44 QTCore-A1

44 : 0b 000 101 100 : QTCore-A1

Select Project 1 2 3 4 5 6 7 8 9 ON SW2
  • Author: Hammond Pearce
  • Description: An accumulator-based 8-bit microarchitecture designed via GPT-4 conversations.
  • GitHub repository
  • HDL project
  • Extra docs
  • Clock: 1000 Hz
  • External hardware: Any microcontroller with an SPI peripheral

How it works

The QTCore-A1 is a basic accumulator-based 8-bit microarchitecture (with an emphasis on the micro). It is a Von Neumann design (shared data and instruction memory).

Although primarily designed for Tiny Tapeout 3, it is parameterized and may be synthesized to FPGAs (and a project file for CMOD A7 is provided on the project GitHub).
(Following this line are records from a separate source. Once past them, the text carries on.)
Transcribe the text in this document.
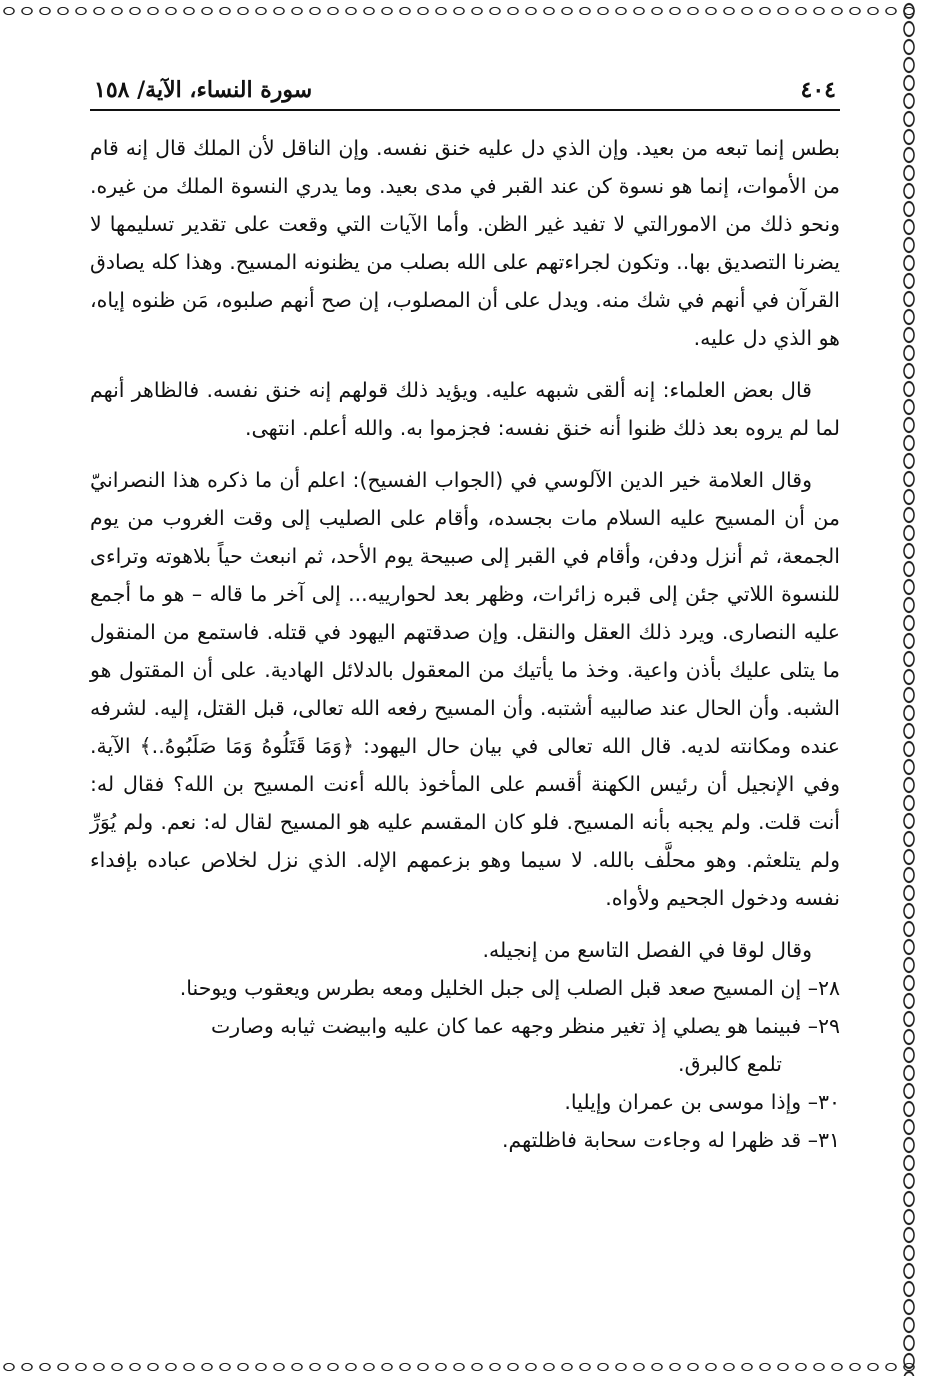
٤٠٤
سورة النساء، الآية/ ١٥٨

بطس إنما تبعه من بعيد. وإن الذي دل عليه خنق نفسه. وإن الناقل لأن الملك قال إنه قام من الأموات، إنما هو نسوة كن عند القبر في مدى بعيد. وما يدري النسوة الملك من غيره. ونحو ذلك من الامورالتي لا تفيد غير الظن. وأما الآيات التي وقعت على تقدير تسليمها لا يضرنا التصديق بها.. وتكون لجراءتهم على الله بصلب من يظنونه المسيح. وهذا كله يصادق القرآن في أنهم في شك منه. ويدل على أن المصلوب، إن صح أنهم صلبوه، مَن ظنوه إياه، هو الذي دل عليه.

قال بعض العلماء: إنه ألقى شبهه عليه. ويؤيد ذلك قولهم إنه خنق نفسه. فالظاهر أنهم لما لم يروه بعد ذلك ظنوا أنه خنق نفسه: فجزموا به. والله أعلم. انتهى.

وقال العلامة خير الدين الآلوسي في (الجواب الفسيح): اعلم أن ما ذكره هذا النصرانيّ من أن المسيح عليه السلام مات بجسده، وأقام على الصليب إلى وقت الغروب من يوم الجمعة، ثم أنزل ودفن، وأقام في القبر إلى صبيحة يوم الأحد، ثم انبعث حياً بلاهوته وتراءى للنسوة اللاتي جئن إلى قبره زائرات، وظهر بعد لحوارييه... إلى آخر ما قاله – هو ما أجمع عليه النصارى. ويرد ذلك العقل والنقل. وإن صدقتهم اليهود في قتله. فاستمع من المنقول ما يتلى عليك بأذن واعية. وخذ ما يأتيك من المعقول بالدلائل الهادية. على أن المقتول هو الشبه. وأن الحال عند صالبيه أشتبه. وأن المسيح رفعه الله تعالى، قبل القتل، إليه. لشرفه عنده ومكانته لديه. قال الله تعالى في بيان حال اليهود: ﴿وَمَا قَتَلُوهُ وَمَا صَلَبُوهُ..﴾ الآية. وفي الإنجيل أن رئيس الكهنة أقسم على المأخوذ بالله أءنت المسيح بن الله؟ فقال له: أنت قلت. ولم يجبه بأنه المسيح. فلو كان المقسم عليه هو المسيح لقال له: نعم. ولم يُوَرِّ ولم يتلعثم. وهو محلَّف بالله. لا سيما وهو بزعمهم الإله. الذي نزل لخلاص عباده بإفداء نفسه ودخول الجحيم ولأواه.

وقال لوقا في الفصل التاسع من إنجيله.

٢٨– إن المسيح صعد قبل الصلب إلى جبل الخليل ومعه بطرس ويعقوب ويوحنا.

٢٩– فبينما هو يصلي إذ تغير منظر وجهه عما كان عليه وابيضت ثيابه وصارت
تلمع كالبرق.

٣٠– وإذا موسى بن عمران وإيليا.

٣١– قد ظهرا له وجاءت سحابة فاظلتهم.
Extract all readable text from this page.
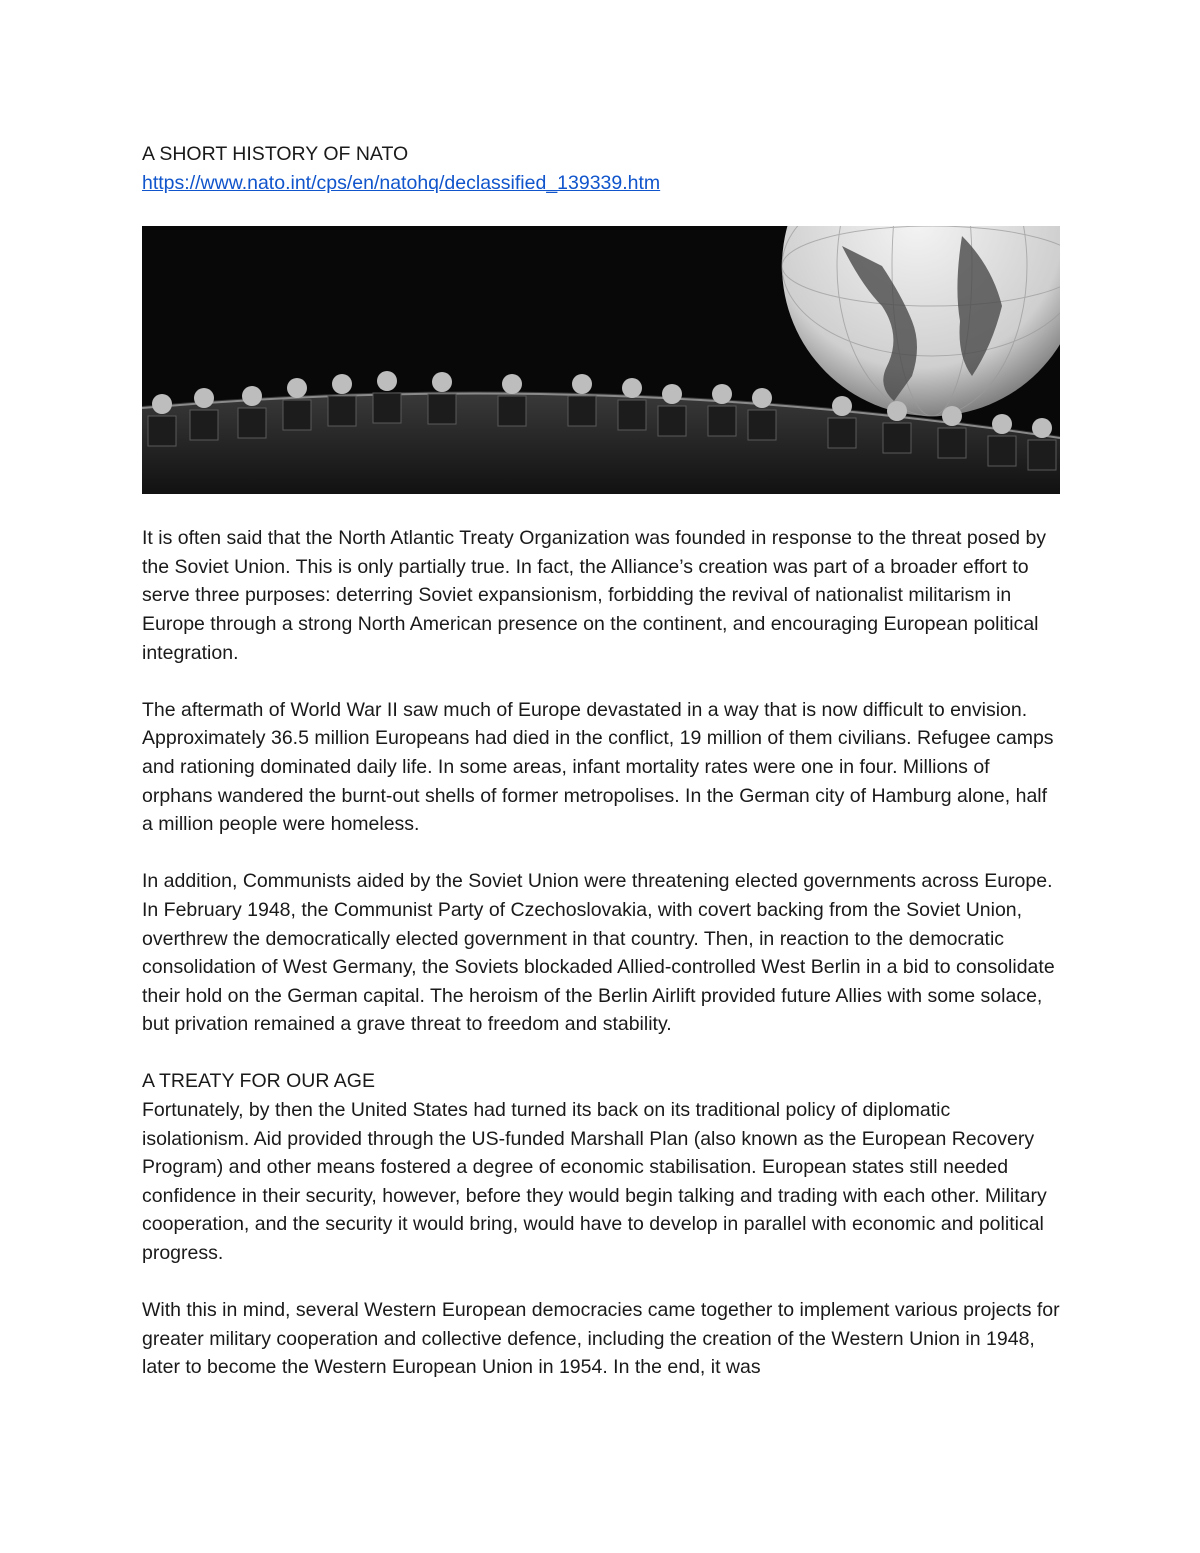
A SHORT HISTORY OF NATO

https://www.nato.int/cps/en/natohq/declassified_139339.htm

It is often said that the North Atlantic Treaty Organization was founded in response to the threat posed by the Soviet Union. This is only partially true. In fact, the Alliance’s creation was part of a broader effort to serve three purposes: deterring Soviet expansionism, forbidding the revival of nationalist militarism in Europe through a strong North American presence on the continent, and encouraging European political integration.

The aftermath of World War II saw much of Europe devastated in a way that is now difficult to envision. Approximately 36.5 million Europeans had died in the conflict, 19 million of them civilians. Refugee camps and rationing dominated daily life. In some areas, infant mortality rates were one in four. Millions of orphans wandered the burnt-out shells of former metropolises. In the German city of Hamburg alone, half a million people were homeless.

In addition, Communists aided by the Soviet Union were threatening elected governments across Europe. In February 1948, the Communist Party of Czechoslovakia, with covert backing from the Soviet Union, overthrew the democratically elected government in that country. Then, in reaction to the democratic consolidation of West Germany, the Soviets blockaded Allied-controlled West Berlin in a bid to consolidate their hold on the German capital. The heroism of the Berlin Airlift provided future Allies with some solace, but privation remained a grave threat to freedom and stability.

A TREATY FOR OUR AGE

Fortunately, by then the United States had turned its back on its traditional policy of diplomatic isolationism. Aid provided through the US-funded Marshall Plan (also known as the European Recovery Program) and other means fostered a degree of economic stabilisation. European states still needed confidence in their security, however, before they would begin talking and trading with each other. Military cooperation, and the security it would bring, would have to develop in parallel with economic and political progress.

With this in mind, several Western European democracies came together to implement various projects for greater military cooperation and collective defence, including the creation of the Western Union in 1948, later to become the Western European Union in 1954. In the end, it was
Probably the most interesting thing about this design is that all functional Verilog beyond the Tiny Tapeout wrapper was written by GPT-4, i.e. not a human! The author (Hammond Pearce) developed with GPT-4 first the ISA, then the processor, fully conversationally. Hammond wrote the test-benches to validate the design, and then had the appropriate back-and-forth with GPT-4 to have it fix all bugs. For your interest, we will provide all conversation logs in the project repository.

The architecture defines a processor with the following components:

  • Control Unit: 2-cycle FSM for driving the processor (3 bit one-hot encoded state register)
  • Program Counter: 5-bit register containing the current address of the program
  • Instruction Register: 8-bit register containing the current instruction to execute
  • Accumulator: 8-bit register used for data storage, manipulation, and logic
  • Memory Bank: 17 8-bit registers which store instructions and data. The 17th register is used for I/O.
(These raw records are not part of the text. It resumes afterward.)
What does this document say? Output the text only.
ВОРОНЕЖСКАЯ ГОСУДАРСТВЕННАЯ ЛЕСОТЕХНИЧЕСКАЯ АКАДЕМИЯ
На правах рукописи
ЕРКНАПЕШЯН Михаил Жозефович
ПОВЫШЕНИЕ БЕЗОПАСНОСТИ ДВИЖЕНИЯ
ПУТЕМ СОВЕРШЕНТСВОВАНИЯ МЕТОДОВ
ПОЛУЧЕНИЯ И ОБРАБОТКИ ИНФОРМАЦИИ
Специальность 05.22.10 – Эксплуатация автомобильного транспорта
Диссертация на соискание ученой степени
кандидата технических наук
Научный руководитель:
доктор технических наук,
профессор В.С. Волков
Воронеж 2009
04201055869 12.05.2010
In order to interact with the processor, all registers are connected via one large scan chain. As such, you can use an external microcontroller’s SPI peripheral to read and write the status of the processor. We use the SPI clock SPI_SCK as the clock to drive both the QTCore-A1 and the scan chain. You choose which you are using by asserting the appropriate chip select. This makes it quite easy to interact with the processor.

The ISA description follows. For your convenience, we also provide an assembler in Python (also written by GPT-4) which makes it quite easy to write simple programs.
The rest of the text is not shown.